NYU Langone-Brooklyn, working with the union, was one of the first hospitals to establish staffing ratios in 2016, well before the current state minimum staffing requirements made it a common practice, he said.
“We engaged in extensive mediation with UFT over several months in an effort to address their short-staffing grievances. When UFT leadership was not satisfied, they stepped away from the mediation process and instead chose to make their case in the media,” he continued. “Now they are acting irresponsibly by providing an inaccurate portrait of patient care, completely misrepresenting our institution and our valued nurses who provide quality care.”
The hospital claims the union’s turnover figures are outdated and misleading, noting that nurse hiring is outpacing turnover.

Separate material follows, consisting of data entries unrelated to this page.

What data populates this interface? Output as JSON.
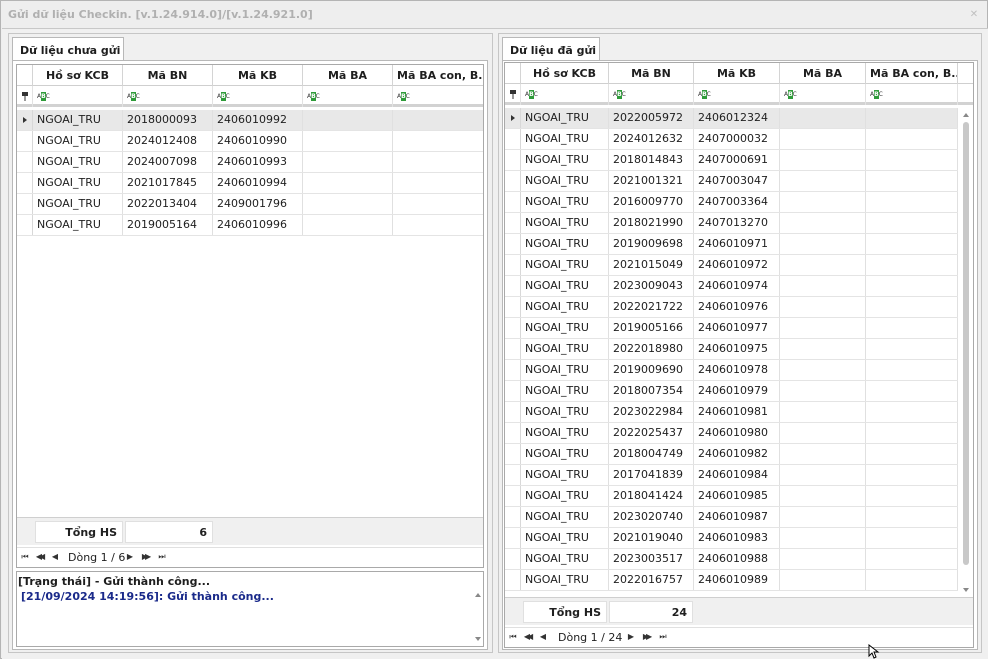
{
  "window": {
    "title": "Gửi dữ liệu Checkin. [v.1.24.914.0]/[v.1.24.921.0]",
    "close_glyph": "✕"
  },
  "columns": [
    "Hồ sơ KCB",
    "Mã BN",
    "Mã KB",
    "Mã BA",
    "Mã BA con, B..."
  ],
  "left_panel": {
    "tab_label": "Dữ liệu chưa gửi",
    "rows": [
      [
        "NGOAI_TRU",
        "2018000093",
        "2406010992",
        "",
        ""
      ],
      [
        "NGOAI_TRU",
        "2024012408",
        "2406010990",
        "",
        ""
      ],
      [
        "NGOAI_TRU",
        "2024007098",
        "2406010993",
        "",
        ""
      ],
      [
        "NGOAI_TRU",
        "2021017845",
        "2406010994",
        "",
        ""
      ],
      [
        "NGOAI_TRU",
        "2022013404",
        "2409001796",
        "",
        ""
      ],
      [
        "NGOAI_TRU",
        "2019005164",
        "2406010996",
        "",
        ""
      ]
    ],
    "footer_label": "Tổng HS",
    "footer_value": "6",
    "nav_text": "Dòng 1 / 6"
  },
  "status": {
    "title": "[Trạng thái] - Gửi thành công...",
    "log": "[21/09/2024 14:19:56]: Gửi thành công..."
  },
  "right_panel": {
    "tab_label": "Dữ liệu đã gửi",
    "rows": [
      [
        "NGOAI_TRU",
        "2022005972",
        "2406012324",
        "",
        ""
      ],
      [
        "NGOAI_TRU",
        "2024012632",
        "2407000032",
        "",
        ""
      ],
      [
        "NGOAI_TRU",
        "2018014843",
        "2407000691",
        "",
        ""
      ],
      [
        "NGOAI_TRU",
        "2021001321",
        "2407003047",
        "",
        ""
      ],
      [
        "NGOAI_TRU",
        "2016009770",
        "2407003364",
        "",
        ""
      ],
      [
        "NGOAI_TRU",
        "2018021990",
        "2407013270",
        "",
        ""
      ],
      [
        "NGOAI_TRU",
        "2019009698",
        "2406010971",
        "",
        ""
      ],
      [
        "NGOAI_TRU",
        "2021015049",
        "2406010972",
        "",
        ""
      ],
      [
        "NGOAI_TRU",
        "2023009043",
        "2406010974",
        "",
        ""
      ],
      [
        "NGOAI_TRU",
        "2022021722",
        "2406010976",
        "",
        ""
      ],
      [
        "NGOAI_TRU",
        "2019005166",
        "2406010977",
        "",
        ""
      ],
      [
        "NGOAI_TRU",
        "2022018980",
        "2406010975",
        "",
        ""
      ],
      [
        "NGOAI_TRU",
        "2019009690",
        "2406010978",
        "",
        ""
      ],
      [
        "NGOAI_TRU",
        "2018007354",
        "2406010979",
        "",
        ""
      ],
      [
        "NGOAI_TRU",
        "2023022984",
        "2406010981",
        "",
        ""
      ],
      [
        "NGOAI_TRU",
        "2022025437",
        "2406010980",
        "",
        ""
      ],
      [
        "NGOAI_TRU",
        "2018004749",
        "2406010982",
        "",
        ""
      ],
      [
        "NGOAI_TRU",
        "2017041839",
        "2406010984",
        "",
        ""
      ],
      [
        "NGOAI_TRU",
        "2018041424",
        "2406010985",
        "",
        ""
      ],
      [
        "NGOAI_TRU",
        "2023020740",
        "2406010987",
        "",
        ""
      ],
      [
        "NGOAI_TRU",
        "2021019040",
        "2406010983",
        "",
        ""
      ],
      [
        "NGOAI_TRU",
        "2023003517",
        "2406010988",
        "",
        ""
      ],
      [
        "NGOAI_TRU",
        "2022016757",
        "2406010989",
        "",
        ""
      ]
    ],
    "footer_label": "Tổng HS",
    "footer_value": "24",
    "nav_text": "Dòng 1 / 24"
  },
  "icons": {
    "nav_first": "⏮",
    "nav_prev_page": "◀◀",
    "nav_prev": "◀",
    "nav_next": "▶",
    "nav_next_page": "▶▶",
    "nav_last": "⏭",
    "filter_abc": "ABC"
  },
  "colors": {
    "background": "#f0f0f0",
    "grid_border": "#a9a9a9",
    "focused_row": "#e8e8e8",
    "status_log": "#1a2a8a",
    "filter_icon_green": "#2f9b3a"
  }
}
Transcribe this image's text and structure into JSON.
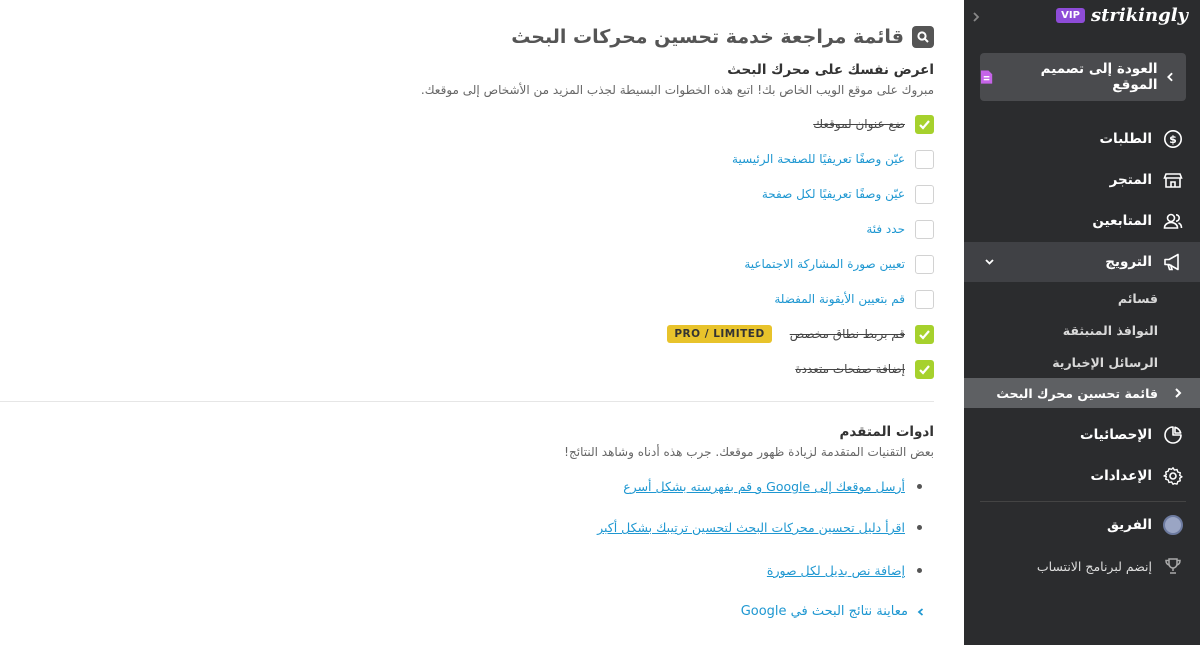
{
  "main": {
    "title": "قائمة مراجعة خدمة تحسين محركات البحث",
    "title_icon": "search-document-icon",
    "section1": {
      "heading": "اعرض نفسك على محرك البحث",
      "description": "مبروك على موقع الويب الخاص بك! اتبع هذه الخطوات البسيطة لجذب المزيد من الأشخاص إلى موقعك."
    },
    "checklist": [
      {
        "label": "ضع عنوان لموقعك",
        "checked": true
      },
      {
        "label": "عيّن وصفًا تعريفيًا للصفحة الرئيسية",
        "checked": false
      },
      {
        "label": "عيّن وصفًا تعريفيًا لكل صفحة",
        "checked": false
      },
      {
        "label": "حدد فئة",
        "checked": false
      },
      {
        "label": "تعيين صورة المشاركة الاجتماعية",
        "checked": false
      },
      {
        "label": "قم بتعيين الأيقونة المفضلة",
        "checked": false
      },
      {
        "label": "قم بربط نطاق مخصص",
        "checked": true,
        "badge": "PRO / LIMITED"
      },
      {
        "label": "إضافة صفحات متعددة",
        "checked": true
      }
    ],
    "section2": {
      "heading": "ادوات المتقدم",
      "description": "بعض التقنيات المتقدمة لزيادة ظهور موقعك. جرب هذه أدناه وشاهد النتائج!"
    },
    "advanced_links": [
      "أرسل موقعك إلى Google و قم بفهرسته بشكل أسرع",
      "اقرأ دليل تحسين محركات البحث لتحسين ترتيبك بشكل أكبر",
      "إضافة نص بديل لكل صورة"
    ],
    "preview_link": "معاينة نتائج البحث في Google"
  },
  "sidebar": {
    "brand": "strikingly",
    "vip_badge": "VIP",
    "back_button": "العودة إلى تصميم الموقع",
    "nav": [
      {
        "label": "الطلبات",
        "icon": "dollar-icon"
      },
      {
        "label": "المتجر",
        "icon": "store-icon"
      },
      {
        "label": "المتابعين",
        "icon": "users-icon"
      },
      {
        "label": "الترويج",
        "icon": "megaphone-icon"
      }
    ],
    "promo_sub": [
      "قسائم",
      "النوافذ المنبثقة",
      "الرسائل الإخبارية",
      "قائمة تحسين محرك البحث"
    ],
    "nav_bottom": [
      {
        "label": "الإحصائيات",
        "icon": "pie-chart-icon"
      },
      {
        "label": "الإعدادات",
        "icon": "gear-icon"
      }
    ],
    "team": "الفريق",
    "affiliate": "إنضم لبرنامج الانتساب"
  },
  "colors": {
    "accent": "#1e97d1",
    "check": "#a6d12d",
    "badge": "#e8c32b",
    "sidebar_bg": "#2b2c2e",
    "vip": "#8e4cd8"
  }
}
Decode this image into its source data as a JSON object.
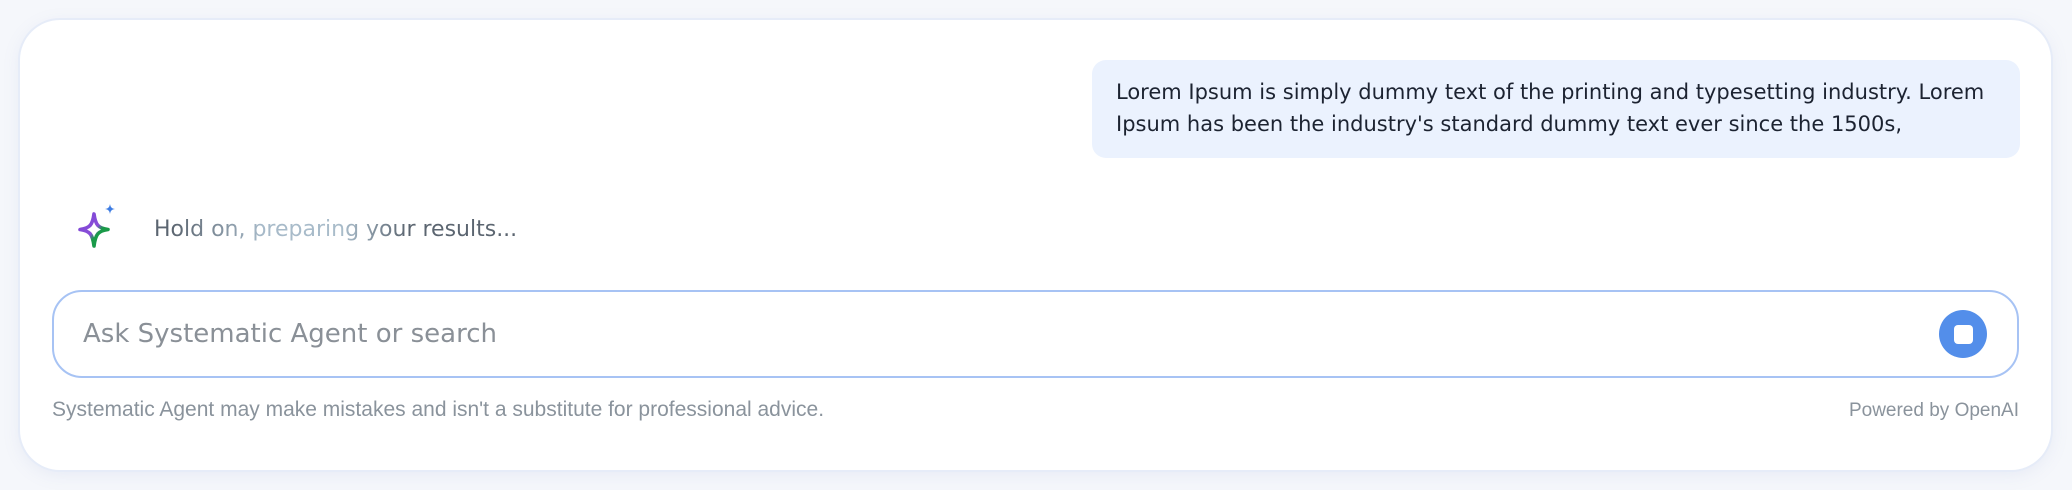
{
  "conversation": {
    "user_message": "Lorem Ipsum is simply dummy text of the printing and typesetting industry. Lorem Ipsum has been the industry's standard dummy text ever since the 1500s,"
  },
  "agent": {
    "icon": "sparkle-icon",
    "status_text": "Hold on, preparing your results..."
  },
  "composer": {
    "placeholder": "Ask Systematic Agent or search",
    "value": "",
    "stop_icon": "stop-icon"
  },
  "footer": {
    "disclaimer": "Systematic Agent may make mistakes and isn't a substitute for professional advice.",
    "powered_by": "Powered by OpenAI"
  },
  "colors": {
    "accent": "#538eea",
    "user_bubble_bg": "#ebf2fe",
    "input_border": "#a7c3f4",
    "sparkle_purple": "#7b44d6",
    "sparkle_green": "#1a9a49",
    "sparkle_blue": "#3e7de3"
  }
}
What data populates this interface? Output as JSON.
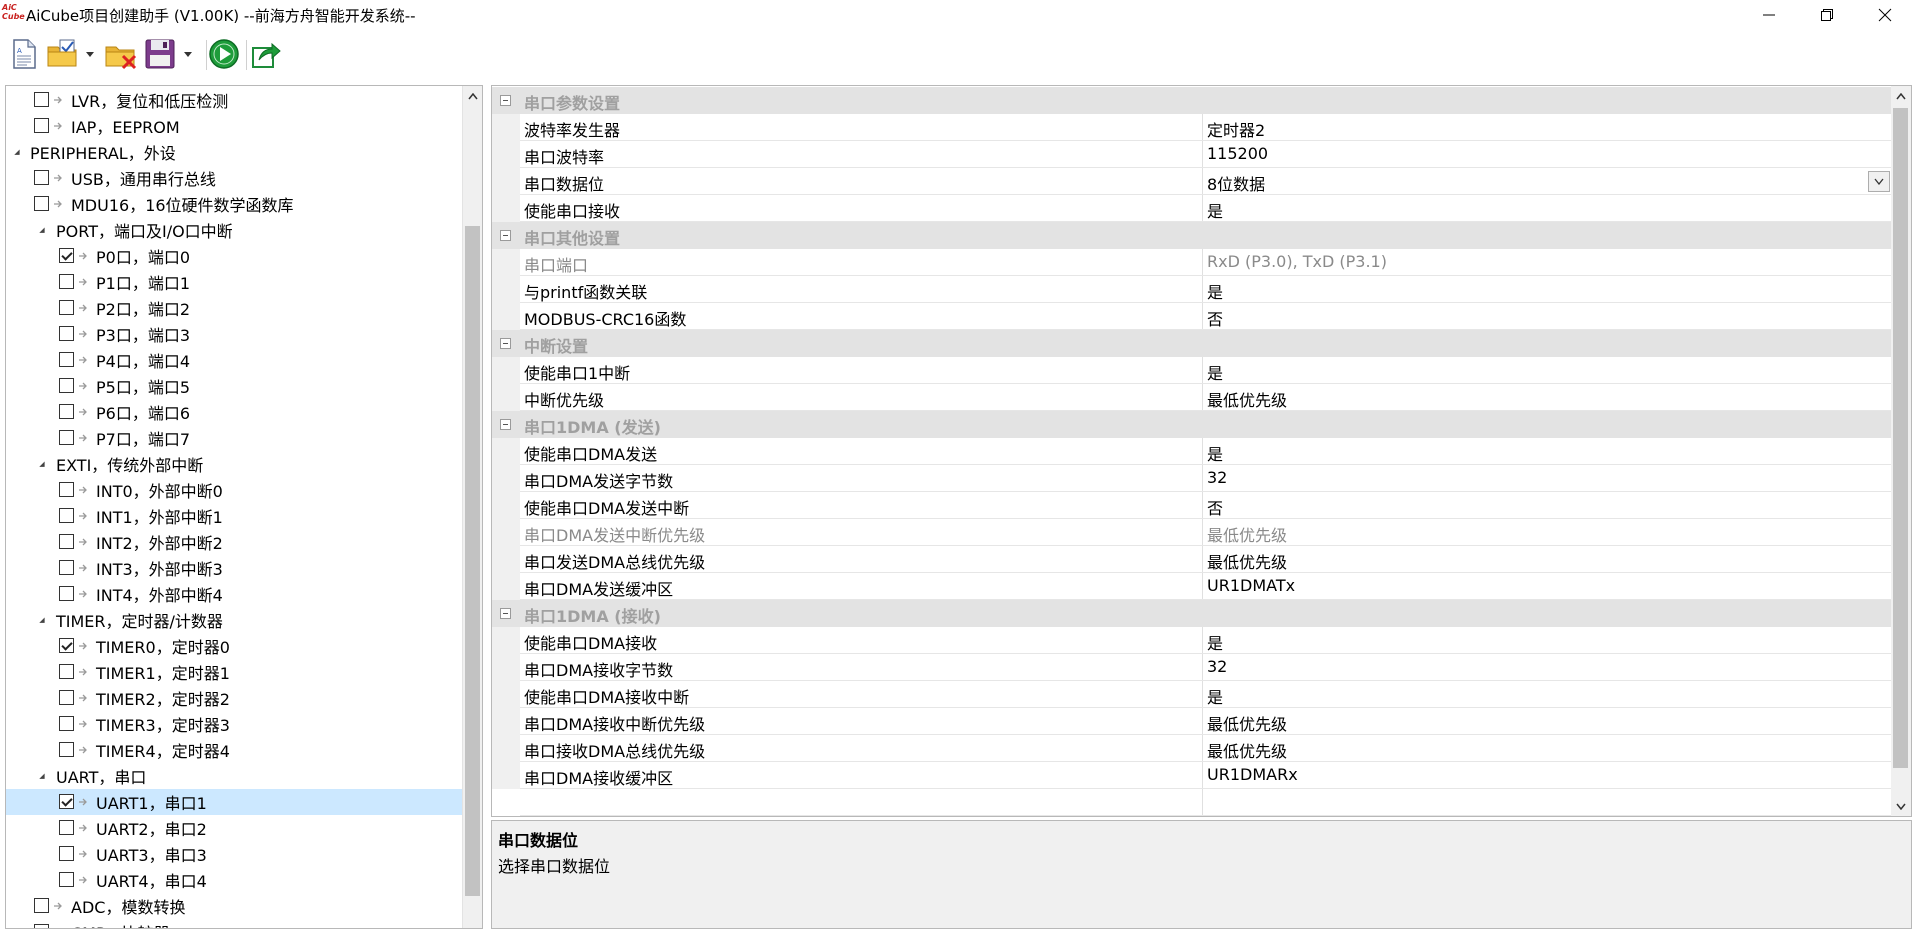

“Their allegation that we are not following existing regulations is patently false. The number of falls, including those with injuries as well as pressure injuries projected in Brooklyn, are actually a fraction of what UFT alleges and has decreased from prior years. We have a robust system of capturing and quickly addressing each of these incidents when they occur,” the hospital said.
“Sharing patently false information with the public to advance their own agenda is pernicious, harmful to patients and disingenuous to the entire healthcare community,” it added.
It’s just the latest skirmish NYU-Langone is involved in. Th system recently sued medical rival Northwell Health for allegedly copying its purple color scheme in advertisements, a charge Northwell denied.